Robert Menasse’s award-winning The Capital is a dark but affectionate satire on the European idea.
Robert Menasse has long been preoccupied with the implications of historical crisis for social cohesion. A provocative yet eloquent critic of the Austrian political and socio-cultural scene, his novels are both polemical and progressive, solidly constructed and peopled by empathically drawn characters.
More recently, he has turned to the question of Europe’s future. In his 2012 essay Enraged Citizens, he confronted Eurosceptics and in 2017, he addressed the European Parliament, feting the EU’s infamous bureaucracy as the most successful emanation of the once visionary spirit of Europe.
Shortly thereafter, he published The Capital, one of the first serious literary portrayals of the European Commission. Set almost entirely in Brussels, it’s perhaps a cross between Jonathan Franzen and The West Wing, or an epic by Goethe set among the chamberlains of Weimar. The premise seems unlikely, but the result is a tragicomic page-turner.
The Capital features a lively cast of characters, all seeking to get a handle on Europe’s future in various ways – and often not even coming close. The novel is densely populated, but Menasse gives each of its numerous figures a distinctive identity. The narrative thrives on the interplay between individual tragedies and the historical and political whole they are bound to.
Fenia Xenopoulou, a Greek Cypriot with big ambitions, wages war on irrelevance: Recently “promoted” to the position of director of communications for culture by the General Directorate, she launches a big “Jubilee Project” for the European Commission’s 50th anniversary, hoping that will pep up the EU brand while enhancing her prospects. She enlists Martin Susman, the melancholy son of an Austrian pig-farming dynasty, whose brother is often in town lobbying for Europe’s swine breeders. The hapless brothers are joined by a third Austrian, the retired economics professor Alois Erhart, who works for an “advisory group” on visions for a new Europe.

CORRIDORS OF POWER
Many of the characters are directly burdened by the darker legacies of Europe: David de Vriend, a retired Belgian teacher, is a Holocaust survivor who lost his entire family in the Nazi genocide; Mateusz a.k.a. Ryszard Oswiecki, the grandson of Polish Resistance fighters and a former candidate for the priesthood, is now a hired assassin working for the Vatican; and Émile Brunfaut, a police superintendent called in to investigate a murder and then suddenly called off, is also a grandson of the Resistance, this time Belgian. Haunted by fears for his own health and battling the mysterious closure of the murder case, Brunfaut pursues his investigations into the heart of NATO Headquarters.

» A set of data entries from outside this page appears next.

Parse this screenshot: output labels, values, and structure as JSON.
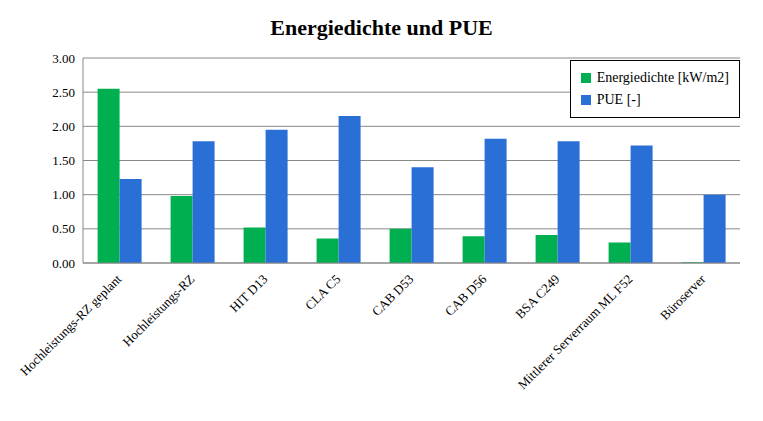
{
  "chart_data": {
    "type": "bar",
    "title": "Energiedichte und PUE",
    "categories": [
      "Hochleistungs-RZ geplant",
      "Hochleistungs-RZ",
      "HIT D13",
      "CLA C5",
      "CAB D53",
      "CAB D56",
      "BSA C249",
      "Mittlerer Serverraum ML F52",
      "Büroserver"
    ],
    "series": [
      {
        "name": "Energiedichte [kW/m2]",
        "color": "#00b050",
        "values": [
          2.55,
          0.98,
          0.52,
          0.36,
          0.5,
          0.39,
          0.41,
          0.3,
          0.01
        ]
      },
      {
        "name": "PUE [-]",
        "color": "#2a6fd6",
        "values": [
          1.23,
          1.78,
          1.95,
          2.15,
          1.4,
          1.82,
          1.78,
          1.72,
          1.0
        ]
      }
    ],
    "ylim": [
      0,
      3
    ],
    "yticks": [
      {
        "value": 0,
        "label": "0.00"
      },
      {
        "value": 0.5,
        "label": "0.50"
      },
      {
        "value": 1,
        "label": "1.00"
      },
      {
        "value": 1.5,
        "label": "1.50"
      },
      {
        "value": 2,
        "label": "2.00"
      },
      {
        "value": 2.5,
        "label": "2.50"
      },
      {
        "value": 3,
        "label": "3.00"
      }
    ],
    "grid": true,
    "legend": "top-right"
  }
}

The Capital deftly combines detective novel and political thriller, cultural history and psychological portrait, epic sweep and love story. Never losing sight of humanity’s mortal horizon, its reflections on death and memory are on the whole sure-footed. Menasse’s own literary range is evident everywhere, as is his mordant humor: Director Xenopoulou’s big Jubilee Project is an unmistakable echo of the patriotic Parallel Campaign in Robert Musil’s The Man Without Qualities, and it unfolds in a comparably absurd fashion. Martin Susman, charged with realizing the project, fixes on the motto “Never Again” and devises a commemoration featuring Holocaust survivors. Professor Erhart, meanwhile, himself the son of dyedin- the-wool Nazis, campaigns for a relocation of Europe’s capital to Oświęcim, also known as Auschwitz. Both suggestions are, of course, immediately trashed; but the point is to touch Europe’s most painful historical nerve, and to do so with style.
The novel presents the EU as a mosaic of conflicting interests that share very little besides empty rhetoric. Threading through the cacophony is the irresistible leitmotif of a stray pig that surfaces at various points: agribusiness and bureaucracy are made flesh, finally running amok in the cemetery. One could quibble with the all-too-missionary tone of the final pages, where Menasse rehashes his European idea, familiar from his essays. But the colorful cast and the rich range of allusion and wordplay make for a deeply satisfying read. On wordplay: Menasse cannot resist corrupting the Tyrolean village of Alpbach, home of the annual European Forum, to ‘Alpach’ – ‘Alp, ach!,’ o, nightmare!